Isle of Wight powers into the hydrogen age
13 September 2012
The National Physical Laboratory (NPL) is collaborating on a project led by ITM Power to create an integrated hydrogen energy storage and vehicle refuelling system on the Isle of Wight.
The 'EcoIsland' project will design, build, install and operate two grid-connected hydrogen fuel stations to provide for a fleet of around 20 hydrogen vehicles. These will include fuel cell electric vehicle cars, hydrogen internal combustion engine (HICE) vans and a HICE boat.
The hydrogen fuel will be produced using surplus renewable energy such as that generated overnight by wind turbines. This means it will be a 'triple zero fuel' - with no CO2 emissions from its generation, transportation or use. The project will demonstrate the use of hydrogen as a means of demand side management, which is an action that changes how electricity is used to better balance the demand with the supply. In this case, the intermittent and excess renewable energy is used to produce a fuel with both financial and environmental value.
NPL's role in the project is to provide accurate and traceable measurements of the purity of the hydrogen supplied by the refuelling stations. The measurements will check whether the hydrogen is pure enough to comply with the specifications set out by the international standard ISO 14687-2. NPL scientists will also provide quality assurance and technical support with sample collection.

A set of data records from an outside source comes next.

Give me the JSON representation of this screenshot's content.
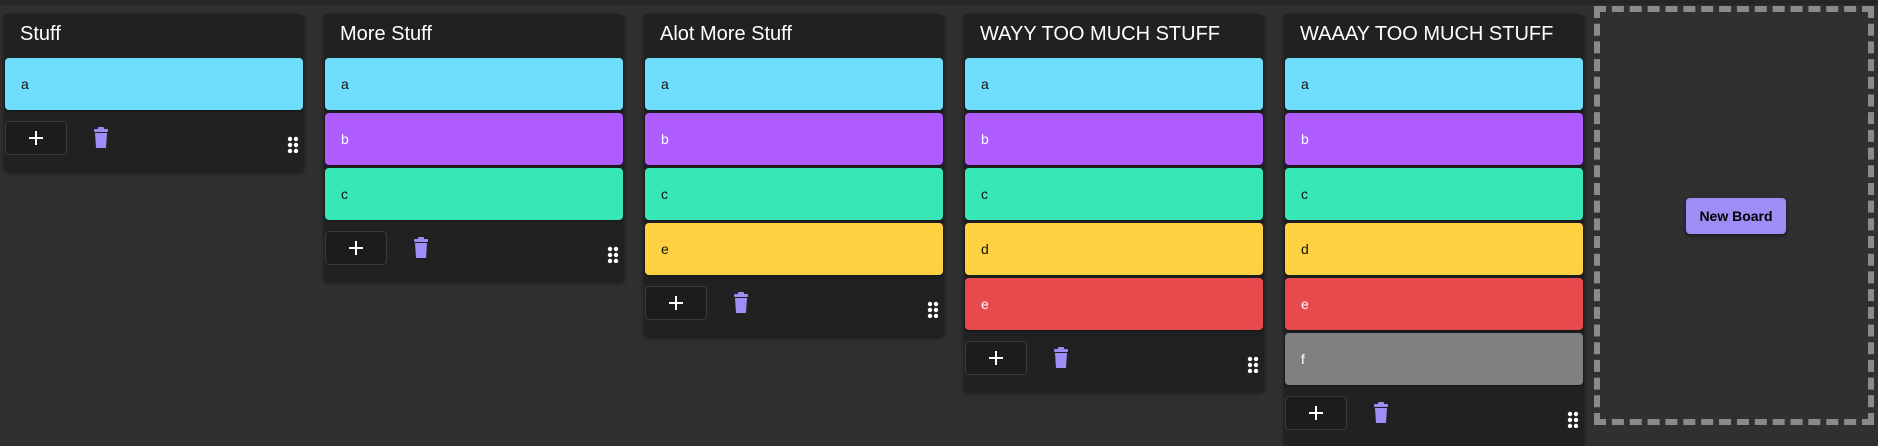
{
  "colors": {
    "background": "#303030",
    "board": "#212121",
    "accent": "#a08cf5",
    "card_colors": {
      "cyan": "#6fdefe",
      "purple": "#ae5cfd",
      "green": "#38e7b6",
      "yellow": "#ffd03f",
      "red": "#e64a4d",
      "gray": "#808080"
    }
  },
  "icons": {
    "add": "plus-icon",
    "delete": "trash-icon",
    "drag": "drag-handle-icon"
  },
  "boards": [
    {
      "title": "Stuff",
      "cards": [
        {
          "label": "a",
          "color": "#6fdefe",
          "text_color": "#111111"
        }
      ]
    },
    {
      "title": "More Stuff",
      "cards": [
        {
          "label": "a",
          "color": "#6fdefe",
          "text_color": "#111111"
        },
        {
          "label": "b",
          "color": "#ae5cfd",
          "text_color": "#ffffff"
        },
        {
          "label": "c",
          "color": "#38e7b6",
          "text_color": "#111111"
        }
      ]
    },
    {
      "title": "Alot More Stuff",
      "cards": [
        {
          "label": "a",
          "color": "#6fdefe",
          "text_color": "#111111"
        },
        {
          "label": "b",
          "color": "#ae5cfd",
          "text_color": "#ffffff"
        },
        {
          "label": "c",
          "color": "#38e7b6",
          "text_color": "#111111"
        },
        {
          "label": "e",
          "color": "#ffd03f",
          "text_color": "#111111"
        }
      ]
    },
    {
      "title": "WAYY TOO MUCH STUFF",
      "cards": [
        {
          "label": "a",
          "color": "#6fdefe",
          "text_color": "#111111"
        },
        {
          "label": "b",
          "color": "#ae5cfd",
          "text_color": "#ffffff"
        },
        {
          "label": "c",
          "color": "#38e7b6",
          "text_color": "#111111"
        },
        {
          "label": "d",
          "color": "#ffd03f",
          "text_color": "#111111"
        },
        {
          "label": "e",
          "color": "#e64a4d",
          "text_color": "#ffffff"
        }
      ]
    },
    {
      "title": "WAAAY TOO MUCH STUFF",
      "cards": [
        {
          "label": "a",
          "color": "#6fdefe",
          "text_color": "#111111"
        },
        {
          "label": "b",
          "color": "#ae5cfd",
          "text_color": "#ffffff"
        },
        {
          "label": "c",
          "color": "#38e7b6",
          "text_color": "#111111"
        },
        {
          "label": "d",
          "color": "#ffd03f",
          "text_color": "#111111"
        },
        {
          "label": "e",
          "color": "#e64a4d",
          "text_color": "#ffffff"
        },
        {
          "label": "f",
          "color": "#808080",
          "text_color": "#ffffff"
        }
      ]
    }
  ],
  "new_board_label": "New Board"
}
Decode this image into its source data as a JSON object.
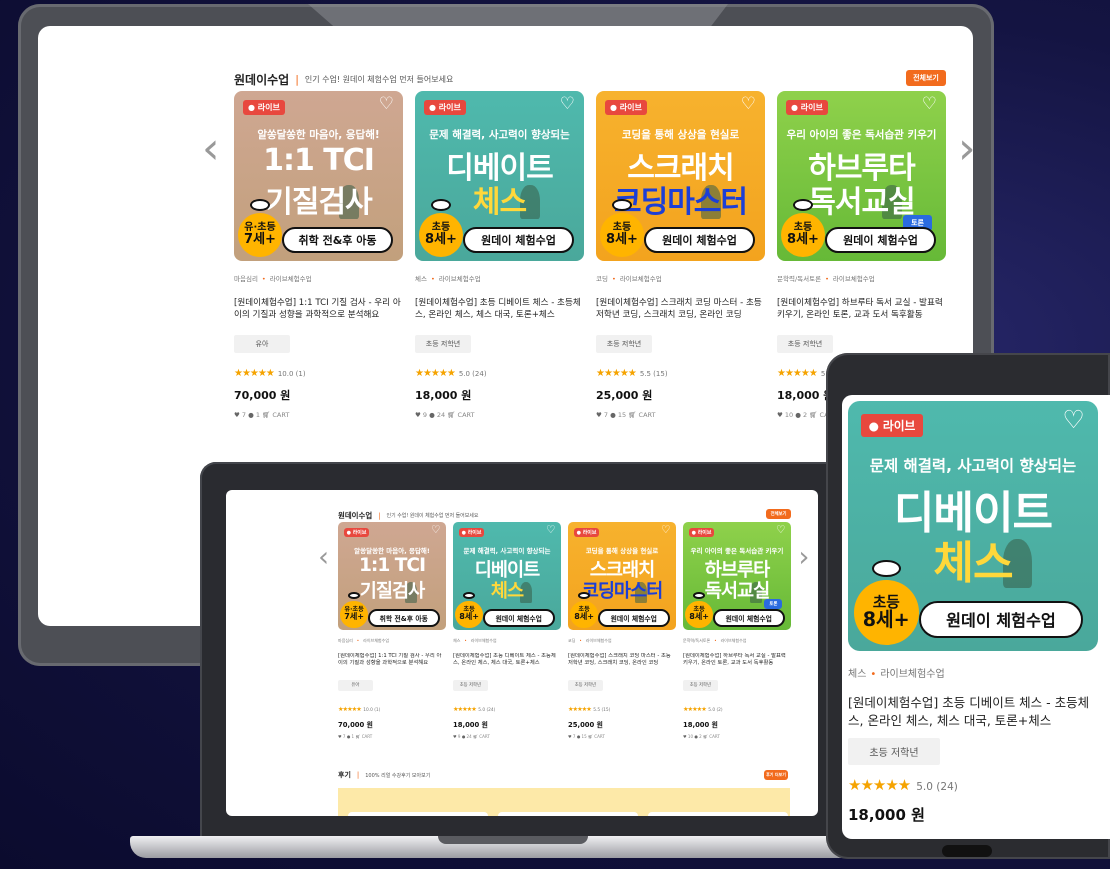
{
  "section": {
    "title": "원데이수업",
    "subtitle": "인기 수업! 원데이 체험수업 먼저 들어보세요",
    "view_all": "전체보기"
  },
  "review": {
    "title": "후기",
    "subtitle": "100% 리얼 수강후기 모아보기",
    "button": "후기 더보기"
  },
  "live_label": "● 라이브",
  "cards": [
    {
      "theme": "pink",
      "thumb_top": "알쏭달쏭한 마음아, 응답해!",
      "thumb_line1": "1:1 TCI",
      "thumb_line2": "기질검사",
      "age_top": "유·초등",
      "age_bottom": "7세+",
      "pill": "취학 전&후 아동",
      "category": "마음심리",
      "type": "라이브체험수업",
      "title": "[원데이체험수업] 1:1 TCI 기질 검사 - 우리 아이의 기질과 성향을 과학적으로 분석해요",
      "tag": "유아",
      "rating": "10.0 (1)",
      "price": "70,000 원",
      "likes": "7",
      "comments": "1",
      "cart": "CART"
    },
    {
      "theme": "teal",
      "thumb_top": "문제 해결력, 사고력이 향상되는",
      "thumb_line1": "디베이트",
      "thumb_line2": "체스",
      "age_top": "초등",
      "age_bottom": "8세+",
      "pill": "원데이 체험수업",
      "category": "체스",
      "type": "라이브체험수업",
      "title": "[원데이체험수업] 초등 디베이트 체스 - 초등체스, 온라인 체스, 체스 대국, 토론+체스",
      "tag": "초등 저학년",
      "rating": "5.0 (24)",
      "price": "18,000 원",
      "likes": "9",
      "comments": "24",
      "cart": "CART"
    },
    {
      "theme": "orange",
      "thumb_top": "코딩을 통해 상상을 현실로",
      "thumb_line1": "스크래치",
      "thumb_line2": "코딩마스터",
      "age_top": "초등",
      "age_bottom": "8세+",
      "pill": "원데이 체험수업",
      "category": "코딩",
      "type": "라이브체험수업",
      "title": "[원데이체험수업] 스크래치 코딩 마스터 - 초등 저학년 코딩, 스크래치 코딩, 온라인 코딩",
      "tag": "초등 저학년",
      "rating": "5.5 (15)",
      "price": "25,000 원",
      "likes": "7",
      "comments": "15",
      "cart": "CART"
    },
    {
      "theme": "green",
      "thumb_top": "우리 아이의 좋은 독서습관 키우기",
      "thumb_line1": "하브루타",
      "thumb_line2": "독서교실",
      "toron": "토론",
      "age_top": "초등",
      "age_bottom": "8세+",
      "pill": "원데이 체험수업",
      "category": "문학력/독서토론",
      "type": "라이브체험수업",
      "title": "[원데이체험수업] 하브루타 독서 교실 - 발표력 키우기, 온라인 토론, 교과 도서 독후활동",
      "tag": "초등 저학년",
      "rating": "5.0 (2)",
      "price": "18,000 원",
      "likes": "10",
      "comments": "2",
      "cart": "CART"
    }
  ],
  "stars": "★★★★★",
  "icons": {
    "prev": "chevron-left-icon",
    "next": "chevron-right-icon",
    "heart": "heart-outline-icon",
    "like": "heart-icon",
    "comment": "comment-icon",
    "cart": "cart-icon"
  },
  "colors": {
    "accent": "#f26b1d",
    "live": "#e8483e",
    "star": "#f5a300",
    "background": "#141442"
  }
}
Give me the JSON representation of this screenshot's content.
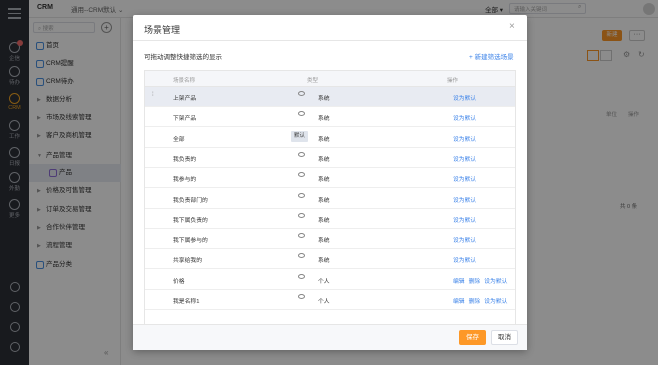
{
  "colors": {
    "accent": "#fd9827",
    "link": "#3e84e9",
    "rail_bg": "#2d3037"
  },
  "topbar": {
    "brand": "CRM",
    "app_selector": "通用--CRM默认",
    "scope": "全部",
    "search_placeholder": "请输入关键词"
  },
  "rail": [
    {
      "label": "企信",
      "icon": "chat-icon"
    },
    {
      "label": "待办",
      "icon": "todo-icon"
    },
    {
      "label": "CRM",
      "icon": "crm-icon",
      "active": true
    },
    {
      "label": "工作",
      "icon": "briefcase-icon"
    },
    {
      "label": "日报",
      "icon": "report-icon"
    },
    {
      "label": "外勤",
      "icon": "location-icon"
    },
    {
      "label": "更多",
      "icon": "grid-icon"
    }
  ],
  "sidebar": {
    "search_placeholder": "搜索",
    "add_label": "+",
    "items": [
      {
        "label": "首页"
      },
      {
        "label": "CRM提醒"
      },
      {
        "label": "CRM待办"
      },
      {
        "label": "数据分析"
      },
      {
        "label": "市场及线索管理"
      },
      {
        "label": "客户及商机管理"
      },
      {
        "label": "产品管理"
      },
      {
        "label": "产品"
      },
      {
        "label": "价格及可售管理"
      },
      {
        "label": "订单及交易管理"
      },
      {
        "label": "合作伙伴管理"
      },
      {
        "label": "流程管理"
      },
      {
        "label": "产品分类"
      }
    ],
    "collapse_icon": "«"
  },
  "background": {
    "new_button": "新建",
    "more_button": "···",
    "col_unit": "单位",
    "col_ops": "操作",
    "total": "共 0 条"
  },
  "modal": {
    "title": "场景管理",
    "close_icon": "×",
    "hint": "可拖动调整快捷筛选的显示",
    "new_scene": "+ 新建筛选场景",
    "columns": {
      "name": "场景名称",
      "type": "类型",
      "ops": "操作"
    },
    "rows": [
      {
        "name": "上架产品",
        "type": "系统",
        "ops": [
          "设为默认"
        ],
        "highlight": true
      },
      {
        "name": "下架产品",
        "type": "系统",
        "ops": [
          "设为默认"
        ]
      },
      {
        "name": "全部",
        "type": "系统",
        "ops": [
          "设为默认"
        ],
        "default_tag": "默认"
      },
      {
        "name": "我负责的",
        "type": "系统",
        "ops": [
          "设为默认"
        ]
      },
      {
        "name": "我参与的",
        "type": "系统",
        "ops": [
          "设为默认"
        ]
      },
      {
        "name": "我负责部门的",
        "type": "系统",
        "ops": [
          "设为默认"
        ]
      },
      {
        "name": "我下属负责的",
        "type": "系统",
        "ops": [
          "设为默认"
        ]
      },
      {
        "name": "我下属参与的",
        "type": "系统",
        "ops": [
          "设为默认"
        ]
      },
      {
        "name": "共享给我的",
        "type": "系统",
        "ops": [
          "设为默认"
        ]
      },
      {
        "name": "价格",
        "type": "个人",
        "ops": [
          "编辑",
          "删除",
          "设为默认"
        ]
      },
      {
        "name": "我是名称1",
        "type": "个人",
        "ops": [
          "编辑",
          "删除",
          "设为默认"
        ]
      }
    ],
    "save_label": "保存",
    "cancel_label": "取消"
  }
}
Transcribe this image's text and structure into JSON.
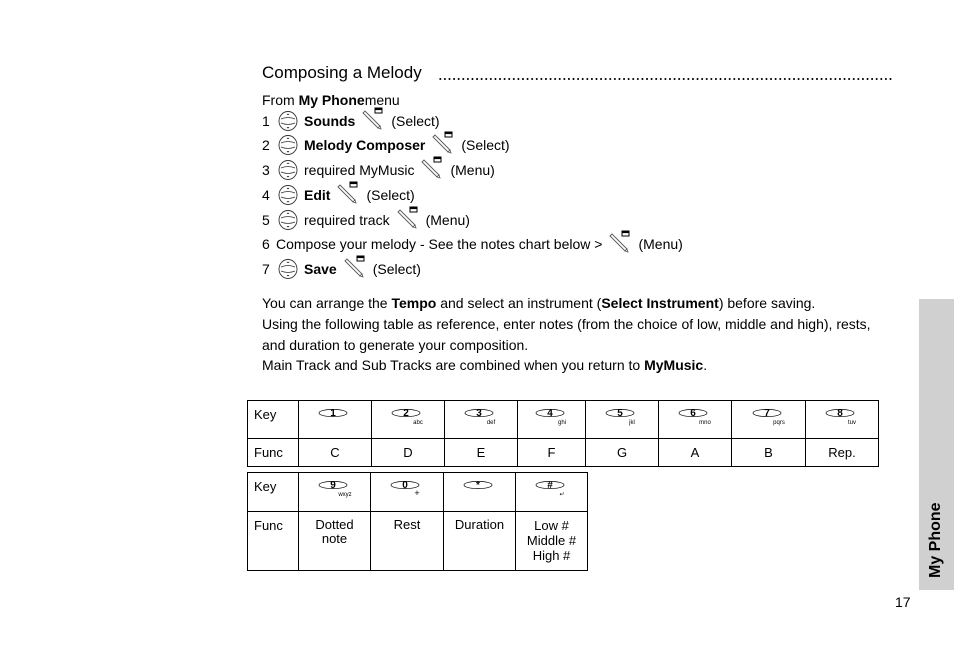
{
  "section": {
    "title": "Composing a Melody",
    "intro": {
      "prefix": "From ",
      "bold": "My Phone",
      "suffix": " menu"
    }
  },
  "steps": [
    {
      "num": "1",
      "nav_icon": "nav-scroll-icon",
      "label": "Sounds",
      "bold": true,
      "softkey_icon": "softkey-icon",
      "action": "(Select)"
    },
    {
      "num": "2",
      "nav_icon": "nav-scroll-icon",
      "label": "Melody Composer",
      "bold": true,
      "softkey_icon": "softkey-icon",
      "action": "(Select)"
    },
    {
      "num": "3",
      "nav_icon": "nav-scroll-icon",
      "label": "required MyMusic",
      "bold": false,
      "softkey_icon": "softkey-icon",
      "action": "(Menu)"
    },
    {
      "num": "4",
      "nav_icon": "nav-scroll-icon",
      "label": "Edit",
      "bold": true,
      "softkey_icon": "softkey-icon",
      "action": "(Select)"
    },
    {
      "num": "5",
      "nav_icon": "nav-scroll-icon",
      "label": "required track",
      "bold": false,
      "softkey_icon": "softkey-icon",
      "action": "(Menu)"
    },
    {
      "num": "6",
      "label": "Compose your melody - See the notes chart below >",
      "bold": false,
      "softkey_icon": "softkey-icon",
      "action": "(Menu)"
    },
    {
      "num": "7",
      "nav_icon": "nav-scroll-icon",
      "label": "Save",
      "bold": true,
      "softkey_icon": "softkey-icon",
      "action": "(Select)"
    }
  ],
  "paragraphs": {
    "p1": {
      "a": "You can arrange the ",
      "b1": "Tempo",
      "c": " and select an instrument (",
      "b2": "Select Instrument",
      "d": ") before saving."
    },
    "p2": "Using the following table as reference, enter notes (from the choice of low, middle and high), rests,",
    "p3": "and duration to generate your composition.",
    "p4": {
      "a": "Main Track and Sub Tracks are combined when you return to ",
      "b": "MyMusic",
      "c": "."
    }
  },
  "table1": {
    "key_label": "Key",
    "func_label": "Func",
    "columns": [
      {
        "digit": "1",
        "letters": "",
        "func": "C"
      },
      {
        "digit": "2",
        "letters": "abc",
        "func": "D"
      },
      {
        "digit": "3",
        "letters": "def",
        "func": "E"
      },
      {
        "digit": "4",
        "letters": "ghi",
        "func": "F"
      },
      {
        "digit": "5",
        "letters": "jkl",
        "func": "G"
      },
      {
        "digit": "6",
        "letters": "mno",
        "func": "A"
      },
      {
        "digit": "7",
        "letters": "pqrs",
        "func": "B"
      },
      {
        "digit": "8",
        "letters": "tuv",
        "func": "Rep."
      }
    ]
  },
  "table2": {
    "key_label": "Key",
    "func_label": "Func",
    "columns": [
      {
        "digit": "9",
        "letters": "wxyz",
        "func_lines": [
          "Dotted",
          "note"
        ]
      },
      {
        "digit": "0",
        "letters": "+",
        "func_lines": [
          "Rest"
        ]
      },
      {
        "digit": "*",
        "letters": "",
        "func_lines": [
          "Duration"
        ]
      },
      {
        "digit": "#",
        "letters": "↵",
        "func_lines": [
          "Low #",
          "Middle #",
          "High #"
        ]
      }
    ]
  },
  "side_tab": {
    "label": "My Phone",
    "color": "#d0d0d0"
  },
  "page_number": "17"
}
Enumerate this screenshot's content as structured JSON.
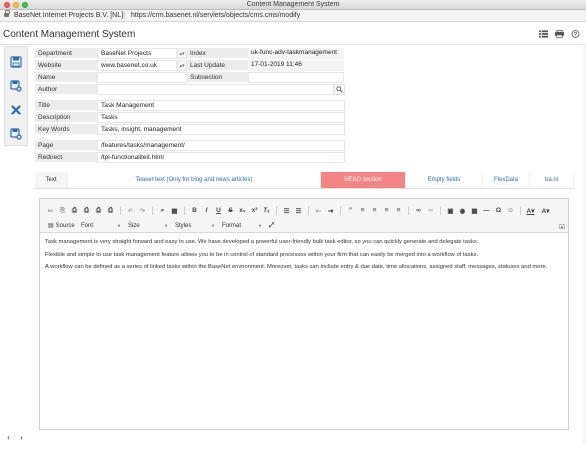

The EcoIsland project is co-funded by a grant from the UK's innovation agency, the Technology Strategy Board and the lead partner is ITM Power, which designs and manufactures hydrogen energy systems for energy storage and clean fuel production. The other project partners are: Scottish & Southern Energy Plc; Toshiba; IBM; Cable & Wireless Worldwide; Cheetah Marine; Arcola Energy; Ecoisland CIC; the University of Glamorgan, and the University of Nottingham.